Park Row is a newspaper melodrama of fists, bombs, and blood

Park Row is a newspaper melodrama of fists, bombs, and blood

Every day, Watch This offers staff recommendations inspired by a new movie coming out that week. This week: In honor of Spotlight, we throw a spotlight on some of our favorite films about journalism.

Park Row (1952)

Throughout his career, Samuel Fuller worked both inside Hollywood and outside it, following any available opportunity to make the kind of independent-minded, personal pictures that few other American filmmakers of his generation could get funded. Always interested in telling the truth on-screen—especially if it was ugly—Fuller excelled at turning his own experiences as a soldier and a journalist into movies that combined a pulpy punch with verisimilitude. Even when he was just working as a writer, he wove a sense of what the reporter’s life was really like into newsroom melodramas like 1943’s Power Of The Press and novels like 1946’s The Dark Page (later adapted into the 1952 noir Scandal Sheet). And when he got the chance to helm his own two-fisted tale of inky wretches, Fuller ignored studio demands that he soften his tone, and financed the project himself. Though the resulting film, 1952’s Park Row, was a box-office disappointment, it’s one of Fuller’s most singular achievements: a period drama with the jittery rhythm and angry edge of a B-picture.

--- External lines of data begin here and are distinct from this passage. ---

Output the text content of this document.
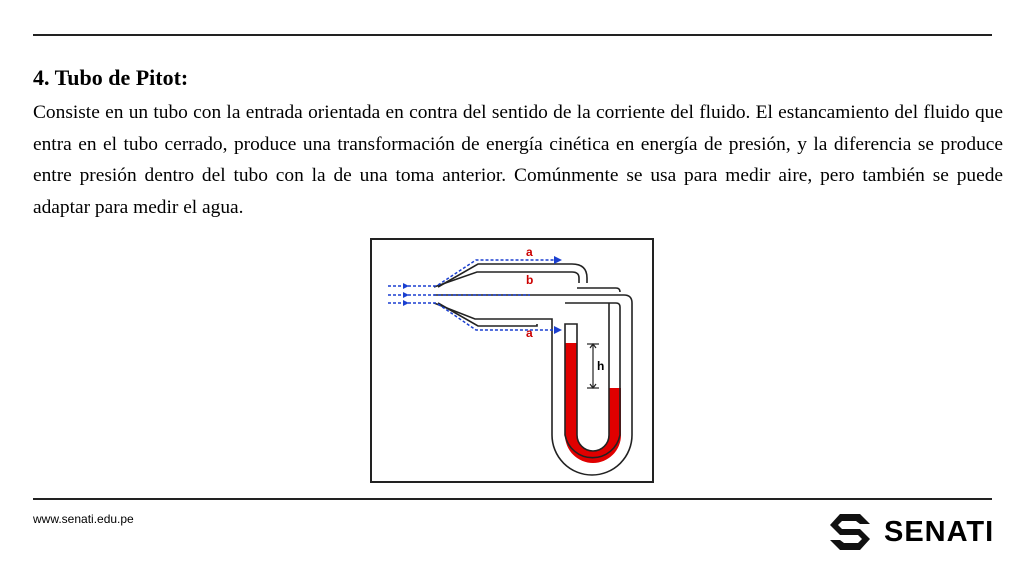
4. Tubo de Pitot:

Consiste en un tubo con la entrada orientada en contra del sentido de la corriente del fluido. El estancamiento del fluido que entra en el tubo cerrado, produce una transformación de energía cinética en energía de presión, y la diferencia se produce entre presión dentro del tubo con la de una toma anterior. Comúnmente se usa para medir aire, pero también se puede adaptar para medir el agua.

a
b
a
h
www.senati.edu.pe	SENATI
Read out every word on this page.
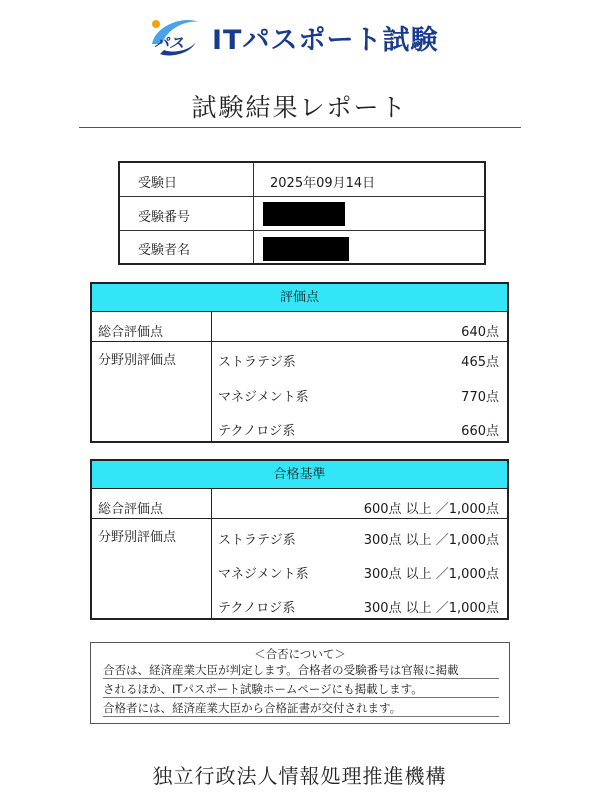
パス ITパスポート試験
試験結果レポート
受験日	2025年09月14日
受験番号
受験者名
評価点
総合評価点	640点
分野別評価点	ストラテジ系	465点
マネジメント系	770点
テクノロジ系	660点
合格基準
総合評価点	600点 以上 ／1,000点
分野別評価点	ストラテジ系	300点 以上 ／1,000点
マネジメント系	300点 以上 ／1,000点
テクノロジ系	300点 以上 ／1,000点
＜合否について＞
合否は、経済産業大臣が判定します。合格者の受験番号は官報に掲載
されるほか、ITパスポート試験ホームページにも掲載します。
合格者には、経済産業大臣から合格証書が交付されます。
独立行政法人情報処理推進機構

Similar to Orson Welles’ Citizen Kane, Park Row is about the birth of a newspaper—although Fuller’s film is set in the late 19th century, and his egomaniacal editor isn’t some millionaire heir pining for his lost youth. Gene Evans plays Phineas Mitchell, a hotheaded reporter who gets fired from the powerful-but-compromised New York City daily The Star at the start of the movie after telling off his boss. He responds by buying some butcher paper, finding a friend with an idle printing press, and starting a rival rag, The Globe. Fuller based Park Row on the actual New York newspaper wars of the 1880s and 1890s, covering the development of linotype, the battles against corrupt political machines, and the campaign to construct a pedestal for The Statue Of Liberty. At the center of it all is Phineas—a snarling ruffian convinced that the only way to show people how to run a publication is to do it himself.

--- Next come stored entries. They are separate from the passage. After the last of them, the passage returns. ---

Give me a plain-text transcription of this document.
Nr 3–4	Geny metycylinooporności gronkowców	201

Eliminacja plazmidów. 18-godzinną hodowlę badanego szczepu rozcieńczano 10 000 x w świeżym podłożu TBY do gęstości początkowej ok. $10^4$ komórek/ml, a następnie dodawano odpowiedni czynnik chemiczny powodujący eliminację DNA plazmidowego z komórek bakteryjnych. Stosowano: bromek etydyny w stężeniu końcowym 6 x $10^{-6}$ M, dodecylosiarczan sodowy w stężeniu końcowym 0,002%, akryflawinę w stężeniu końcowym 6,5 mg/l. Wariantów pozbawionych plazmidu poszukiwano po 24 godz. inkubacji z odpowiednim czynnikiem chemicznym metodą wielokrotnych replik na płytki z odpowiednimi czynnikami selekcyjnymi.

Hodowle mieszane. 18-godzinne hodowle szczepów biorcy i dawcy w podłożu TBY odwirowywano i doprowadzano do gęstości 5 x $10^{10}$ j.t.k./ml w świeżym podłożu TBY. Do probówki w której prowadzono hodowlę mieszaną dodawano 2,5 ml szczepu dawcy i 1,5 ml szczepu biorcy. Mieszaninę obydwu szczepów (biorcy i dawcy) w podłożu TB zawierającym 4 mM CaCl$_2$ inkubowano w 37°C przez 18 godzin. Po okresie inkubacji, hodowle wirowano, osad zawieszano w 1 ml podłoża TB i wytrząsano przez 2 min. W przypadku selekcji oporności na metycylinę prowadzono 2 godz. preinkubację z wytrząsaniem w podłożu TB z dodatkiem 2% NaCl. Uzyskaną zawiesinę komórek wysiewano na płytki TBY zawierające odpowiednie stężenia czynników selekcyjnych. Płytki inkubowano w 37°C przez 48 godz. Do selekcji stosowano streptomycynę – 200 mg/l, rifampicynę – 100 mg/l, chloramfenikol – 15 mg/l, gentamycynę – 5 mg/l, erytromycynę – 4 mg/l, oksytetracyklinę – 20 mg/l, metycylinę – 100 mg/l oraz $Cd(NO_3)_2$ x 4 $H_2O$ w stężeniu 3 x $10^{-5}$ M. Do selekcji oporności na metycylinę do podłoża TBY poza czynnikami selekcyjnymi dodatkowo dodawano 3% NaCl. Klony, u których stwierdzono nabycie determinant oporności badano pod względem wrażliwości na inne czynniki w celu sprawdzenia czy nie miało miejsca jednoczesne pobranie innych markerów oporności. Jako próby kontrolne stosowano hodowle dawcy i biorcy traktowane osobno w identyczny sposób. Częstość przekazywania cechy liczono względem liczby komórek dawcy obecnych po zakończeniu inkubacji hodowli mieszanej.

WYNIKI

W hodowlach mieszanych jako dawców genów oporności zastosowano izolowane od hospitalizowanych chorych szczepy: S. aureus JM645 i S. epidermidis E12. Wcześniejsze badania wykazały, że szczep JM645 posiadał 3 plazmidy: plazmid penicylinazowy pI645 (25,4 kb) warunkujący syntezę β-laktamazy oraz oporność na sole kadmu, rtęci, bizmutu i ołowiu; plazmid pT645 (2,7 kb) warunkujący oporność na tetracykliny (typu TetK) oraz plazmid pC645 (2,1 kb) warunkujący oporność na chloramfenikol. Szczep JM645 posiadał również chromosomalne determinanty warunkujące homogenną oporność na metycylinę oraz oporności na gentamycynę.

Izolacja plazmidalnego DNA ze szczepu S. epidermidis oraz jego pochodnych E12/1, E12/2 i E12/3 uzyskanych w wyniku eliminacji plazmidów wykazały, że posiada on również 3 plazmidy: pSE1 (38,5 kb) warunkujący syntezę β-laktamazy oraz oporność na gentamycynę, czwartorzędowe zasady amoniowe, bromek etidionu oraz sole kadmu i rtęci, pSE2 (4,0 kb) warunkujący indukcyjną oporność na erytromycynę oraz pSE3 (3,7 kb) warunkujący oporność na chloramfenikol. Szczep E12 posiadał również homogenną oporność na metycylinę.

In other words: Phineas Mitchell is a lot like Fuller. And Park Row, for all its connections to real journalism history, is first and foremost a Fuller movie. It’s populated by tough guys and hardened pros with outsized personalities—each of whom seems either like someone Fuller actually knew, or the person he saw when he looked in the mirror. For a film about writers, Park Row is filled with a surprising amount of fistfights (and an unsurprising amount of drinking). The action is driven by its brutally honest hero, who’s determined to speak directly to the people by circumventing the fat cats—or by socking them in the jaw if they stand in his way.

Availability: Park Row is available on DVD from Amazon or possibly your local video store/library.